There is a very interesting discussion of floating point representations here:
The description is a little bit confusing, but it basically posits that there are two common layouts for floating point; both of them store the exponent and then the significand, but they differ in where they store the sign of the significand. Formats designed for hardware floating point tend to store the sign of the significand up front, while formats designed for software floating point tend to store the sign of the significand with the significand itself – presumably to make calculating the final value easier.
It seems that the original author has an interesting page on floating point numbers here, where he categorizes these two formats as “Group I” and “Group II”, and lists a truly staggering number of formats in visual form.
The Usenet discussion goes on to touch on quite a number of interesting historical formats, including some BCD and other “unusual” formats by modern lights.
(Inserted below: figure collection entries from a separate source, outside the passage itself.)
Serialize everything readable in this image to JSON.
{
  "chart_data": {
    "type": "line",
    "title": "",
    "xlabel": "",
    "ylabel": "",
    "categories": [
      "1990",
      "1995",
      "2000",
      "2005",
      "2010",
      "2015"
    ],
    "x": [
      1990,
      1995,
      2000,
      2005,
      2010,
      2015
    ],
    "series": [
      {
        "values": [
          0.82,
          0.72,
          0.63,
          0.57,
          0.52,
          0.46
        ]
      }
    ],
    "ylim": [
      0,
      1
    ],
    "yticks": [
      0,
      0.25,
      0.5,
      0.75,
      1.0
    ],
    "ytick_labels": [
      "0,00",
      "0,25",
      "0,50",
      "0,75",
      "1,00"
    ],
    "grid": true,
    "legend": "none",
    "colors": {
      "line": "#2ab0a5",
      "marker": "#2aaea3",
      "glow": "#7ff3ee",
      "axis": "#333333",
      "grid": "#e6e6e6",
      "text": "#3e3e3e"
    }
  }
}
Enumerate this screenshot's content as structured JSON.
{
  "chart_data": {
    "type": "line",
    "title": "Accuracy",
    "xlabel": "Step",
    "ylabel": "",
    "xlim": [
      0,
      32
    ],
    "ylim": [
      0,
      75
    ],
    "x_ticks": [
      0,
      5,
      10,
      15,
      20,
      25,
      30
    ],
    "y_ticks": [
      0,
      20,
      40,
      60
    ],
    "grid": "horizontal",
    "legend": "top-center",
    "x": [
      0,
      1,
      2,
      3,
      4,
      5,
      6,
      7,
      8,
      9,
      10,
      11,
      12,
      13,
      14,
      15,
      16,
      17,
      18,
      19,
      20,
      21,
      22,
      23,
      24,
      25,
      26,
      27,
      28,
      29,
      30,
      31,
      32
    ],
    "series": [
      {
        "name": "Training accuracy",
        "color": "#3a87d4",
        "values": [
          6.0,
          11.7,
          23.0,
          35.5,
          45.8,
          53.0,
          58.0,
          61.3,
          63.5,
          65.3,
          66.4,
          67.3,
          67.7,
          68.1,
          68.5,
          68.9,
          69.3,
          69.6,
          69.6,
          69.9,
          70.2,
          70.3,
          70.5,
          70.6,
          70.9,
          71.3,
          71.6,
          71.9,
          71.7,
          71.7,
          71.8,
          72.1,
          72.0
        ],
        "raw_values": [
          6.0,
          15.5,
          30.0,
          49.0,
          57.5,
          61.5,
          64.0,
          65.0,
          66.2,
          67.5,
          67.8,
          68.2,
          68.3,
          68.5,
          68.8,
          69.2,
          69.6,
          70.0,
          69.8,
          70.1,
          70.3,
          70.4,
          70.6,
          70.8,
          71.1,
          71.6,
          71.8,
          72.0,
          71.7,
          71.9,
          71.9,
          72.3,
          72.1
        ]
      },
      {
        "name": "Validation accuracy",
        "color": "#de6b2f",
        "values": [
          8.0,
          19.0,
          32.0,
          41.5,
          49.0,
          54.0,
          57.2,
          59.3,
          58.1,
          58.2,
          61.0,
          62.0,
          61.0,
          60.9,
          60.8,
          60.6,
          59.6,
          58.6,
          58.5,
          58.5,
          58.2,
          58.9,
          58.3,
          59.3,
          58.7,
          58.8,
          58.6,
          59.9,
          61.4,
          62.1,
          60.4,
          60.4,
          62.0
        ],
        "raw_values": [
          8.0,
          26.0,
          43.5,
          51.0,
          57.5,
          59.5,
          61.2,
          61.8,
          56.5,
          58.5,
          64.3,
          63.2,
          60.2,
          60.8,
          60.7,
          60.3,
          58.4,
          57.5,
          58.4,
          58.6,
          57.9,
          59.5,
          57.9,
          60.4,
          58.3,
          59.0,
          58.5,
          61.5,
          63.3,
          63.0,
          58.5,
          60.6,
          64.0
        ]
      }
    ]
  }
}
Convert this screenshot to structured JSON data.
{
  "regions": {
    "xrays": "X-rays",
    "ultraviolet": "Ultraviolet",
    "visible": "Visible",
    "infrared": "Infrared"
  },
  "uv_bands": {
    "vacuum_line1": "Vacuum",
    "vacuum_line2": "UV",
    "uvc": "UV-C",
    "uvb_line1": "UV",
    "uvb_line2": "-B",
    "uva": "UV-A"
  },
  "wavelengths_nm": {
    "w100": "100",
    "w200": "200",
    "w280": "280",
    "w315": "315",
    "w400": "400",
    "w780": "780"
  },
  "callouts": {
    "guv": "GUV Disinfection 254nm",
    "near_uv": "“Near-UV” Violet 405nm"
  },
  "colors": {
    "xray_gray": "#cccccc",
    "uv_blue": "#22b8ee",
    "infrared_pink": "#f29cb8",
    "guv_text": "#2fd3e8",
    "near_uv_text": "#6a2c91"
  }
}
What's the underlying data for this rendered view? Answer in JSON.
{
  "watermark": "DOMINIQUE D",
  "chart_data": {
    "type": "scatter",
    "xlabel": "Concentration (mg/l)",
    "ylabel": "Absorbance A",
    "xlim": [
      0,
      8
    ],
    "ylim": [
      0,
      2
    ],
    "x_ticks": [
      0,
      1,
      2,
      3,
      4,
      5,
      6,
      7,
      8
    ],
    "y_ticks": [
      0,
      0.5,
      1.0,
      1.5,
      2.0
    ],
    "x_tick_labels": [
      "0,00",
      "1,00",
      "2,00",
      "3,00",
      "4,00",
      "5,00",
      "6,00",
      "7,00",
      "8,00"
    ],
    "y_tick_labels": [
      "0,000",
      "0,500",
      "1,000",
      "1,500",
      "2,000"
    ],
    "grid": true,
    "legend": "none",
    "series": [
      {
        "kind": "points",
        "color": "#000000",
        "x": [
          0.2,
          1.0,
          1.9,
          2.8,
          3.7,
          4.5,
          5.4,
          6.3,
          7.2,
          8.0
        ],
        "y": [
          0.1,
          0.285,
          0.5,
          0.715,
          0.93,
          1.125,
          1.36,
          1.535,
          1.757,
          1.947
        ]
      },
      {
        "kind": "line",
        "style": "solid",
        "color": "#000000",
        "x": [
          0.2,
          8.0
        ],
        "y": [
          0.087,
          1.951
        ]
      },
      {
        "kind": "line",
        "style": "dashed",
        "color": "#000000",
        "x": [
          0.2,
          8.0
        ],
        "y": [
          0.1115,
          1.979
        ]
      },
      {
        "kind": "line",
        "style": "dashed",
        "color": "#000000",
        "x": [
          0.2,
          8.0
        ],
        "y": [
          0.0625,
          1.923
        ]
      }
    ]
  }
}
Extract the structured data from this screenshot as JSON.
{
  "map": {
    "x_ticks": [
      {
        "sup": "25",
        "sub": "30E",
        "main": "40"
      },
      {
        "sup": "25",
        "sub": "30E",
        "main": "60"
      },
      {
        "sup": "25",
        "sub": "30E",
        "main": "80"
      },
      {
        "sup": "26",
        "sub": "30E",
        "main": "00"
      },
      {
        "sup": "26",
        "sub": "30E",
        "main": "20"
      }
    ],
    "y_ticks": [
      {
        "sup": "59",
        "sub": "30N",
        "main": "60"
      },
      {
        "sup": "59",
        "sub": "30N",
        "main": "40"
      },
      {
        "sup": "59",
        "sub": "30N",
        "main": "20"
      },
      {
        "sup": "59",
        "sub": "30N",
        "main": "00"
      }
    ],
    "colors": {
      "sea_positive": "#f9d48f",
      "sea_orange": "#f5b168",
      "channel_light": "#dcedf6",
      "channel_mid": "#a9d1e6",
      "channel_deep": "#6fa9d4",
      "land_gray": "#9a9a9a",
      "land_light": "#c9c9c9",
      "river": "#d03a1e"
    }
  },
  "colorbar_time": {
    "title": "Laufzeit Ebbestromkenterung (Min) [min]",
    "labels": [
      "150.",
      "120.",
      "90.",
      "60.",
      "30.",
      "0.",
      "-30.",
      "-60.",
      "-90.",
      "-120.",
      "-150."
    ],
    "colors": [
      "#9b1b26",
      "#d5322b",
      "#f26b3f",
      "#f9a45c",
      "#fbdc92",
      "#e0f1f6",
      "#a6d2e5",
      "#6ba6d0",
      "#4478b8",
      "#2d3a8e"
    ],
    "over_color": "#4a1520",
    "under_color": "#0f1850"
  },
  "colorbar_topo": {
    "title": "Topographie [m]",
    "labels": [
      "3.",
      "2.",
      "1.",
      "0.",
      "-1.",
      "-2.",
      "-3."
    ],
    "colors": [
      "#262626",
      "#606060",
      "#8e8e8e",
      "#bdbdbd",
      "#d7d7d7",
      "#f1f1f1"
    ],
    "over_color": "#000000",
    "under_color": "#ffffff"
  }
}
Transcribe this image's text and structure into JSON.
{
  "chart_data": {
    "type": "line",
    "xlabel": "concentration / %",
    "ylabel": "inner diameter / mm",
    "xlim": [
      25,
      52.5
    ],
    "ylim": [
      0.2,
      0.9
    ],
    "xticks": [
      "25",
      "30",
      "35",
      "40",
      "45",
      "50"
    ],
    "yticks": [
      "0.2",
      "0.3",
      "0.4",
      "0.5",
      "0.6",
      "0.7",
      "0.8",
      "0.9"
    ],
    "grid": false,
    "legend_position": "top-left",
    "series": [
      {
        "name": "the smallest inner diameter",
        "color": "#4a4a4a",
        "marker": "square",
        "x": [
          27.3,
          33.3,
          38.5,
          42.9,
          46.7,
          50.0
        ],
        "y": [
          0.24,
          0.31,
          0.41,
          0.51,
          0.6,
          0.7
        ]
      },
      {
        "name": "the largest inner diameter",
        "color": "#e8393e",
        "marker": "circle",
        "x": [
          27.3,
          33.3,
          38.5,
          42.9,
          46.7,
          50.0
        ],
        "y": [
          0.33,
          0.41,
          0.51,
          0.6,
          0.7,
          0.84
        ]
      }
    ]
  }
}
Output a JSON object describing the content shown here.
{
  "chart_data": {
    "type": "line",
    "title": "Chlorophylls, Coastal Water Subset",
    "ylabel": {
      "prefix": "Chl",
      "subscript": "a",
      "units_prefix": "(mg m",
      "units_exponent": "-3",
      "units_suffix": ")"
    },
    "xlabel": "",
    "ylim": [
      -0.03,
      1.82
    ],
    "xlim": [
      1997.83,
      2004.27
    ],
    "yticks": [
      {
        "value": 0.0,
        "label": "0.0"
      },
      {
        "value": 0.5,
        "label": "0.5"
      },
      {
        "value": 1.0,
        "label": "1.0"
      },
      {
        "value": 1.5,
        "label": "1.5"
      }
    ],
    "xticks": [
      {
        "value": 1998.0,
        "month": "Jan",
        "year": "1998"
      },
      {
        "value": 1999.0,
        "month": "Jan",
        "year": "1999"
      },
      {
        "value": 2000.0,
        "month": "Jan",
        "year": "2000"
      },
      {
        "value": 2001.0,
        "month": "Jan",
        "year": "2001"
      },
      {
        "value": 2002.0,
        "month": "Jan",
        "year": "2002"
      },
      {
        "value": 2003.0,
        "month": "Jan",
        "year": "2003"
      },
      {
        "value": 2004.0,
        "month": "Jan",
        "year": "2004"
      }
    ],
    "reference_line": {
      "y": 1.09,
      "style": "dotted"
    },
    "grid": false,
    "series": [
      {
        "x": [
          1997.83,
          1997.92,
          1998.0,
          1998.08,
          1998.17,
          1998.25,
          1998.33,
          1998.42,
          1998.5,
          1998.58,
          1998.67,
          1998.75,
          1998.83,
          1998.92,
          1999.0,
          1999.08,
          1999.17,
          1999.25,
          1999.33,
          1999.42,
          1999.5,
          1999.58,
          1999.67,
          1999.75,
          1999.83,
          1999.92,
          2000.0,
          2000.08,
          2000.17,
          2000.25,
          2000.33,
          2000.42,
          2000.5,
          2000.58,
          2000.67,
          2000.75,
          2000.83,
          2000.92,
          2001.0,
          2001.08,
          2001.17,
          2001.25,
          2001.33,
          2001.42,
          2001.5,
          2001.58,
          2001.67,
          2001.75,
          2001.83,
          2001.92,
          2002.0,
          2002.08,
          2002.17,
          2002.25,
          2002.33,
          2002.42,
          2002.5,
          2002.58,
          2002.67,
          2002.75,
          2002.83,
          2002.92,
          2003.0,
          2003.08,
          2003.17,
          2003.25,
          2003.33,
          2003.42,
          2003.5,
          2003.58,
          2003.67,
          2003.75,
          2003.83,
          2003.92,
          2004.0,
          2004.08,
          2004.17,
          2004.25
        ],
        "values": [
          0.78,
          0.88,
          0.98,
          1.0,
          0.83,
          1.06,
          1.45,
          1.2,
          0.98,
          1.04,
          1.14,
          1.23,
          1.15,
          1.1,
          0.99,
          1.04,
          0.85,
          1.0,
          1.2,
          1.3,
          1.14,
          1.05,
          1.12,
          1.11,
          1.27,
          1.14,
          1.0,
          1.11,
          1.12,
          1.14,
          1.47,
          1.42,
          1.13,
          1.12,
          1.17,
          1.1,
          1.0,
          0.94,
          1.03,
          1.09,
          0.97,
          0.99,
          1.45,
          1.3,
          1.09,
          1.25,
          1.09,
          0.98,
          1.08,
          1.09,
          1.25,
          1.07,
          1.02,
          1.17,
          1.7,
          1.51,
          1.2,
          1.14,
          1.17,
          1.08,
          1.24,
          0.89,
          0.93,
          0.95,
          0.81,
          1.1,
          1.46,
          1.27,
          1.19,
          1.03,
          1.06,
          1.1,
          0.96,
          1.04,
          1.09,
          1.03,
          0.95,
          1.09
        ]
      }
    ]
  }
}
An interesting note on floating point formats is that IEEE 754 seems to descend from the Digital PDP-10 format by way of the PDP-11 and then the Intel x87. The PDP-11 format is derived from the PDP-10, but the loss of four bits of space in the significand was felt keenly, so the designers introduced an implicit 1 bit on the significand (effectively giving it one more bit of precision, bringing it to 33 bits). Interestingly this required an exception in the format for the value zero (so that it could be represented as all zero bits), where that implicit 1 bit is an implicit zero. However, the PDP-11 (and the later VAX) did not take it farther than that exception. The x87 format (which was proposed by Intel and later became IEEE 754) used the resulting zero exponent as what is now termed a de-normalized value, which allows for “gradual underflow” in IEEE 754 terms; values very close to numeric zero are evenly spaced at the minimum spacing allowed by the length of the significand.
(The PDP-11 and VAX had another problem, which is that they were stored “stupid endian”, with little endian 16-bit words arranged in big-endian sequence; this is sometimes called “PDP-endian”, or even “NUXI”, for the order of the letters in the word UNIX stored in that format.)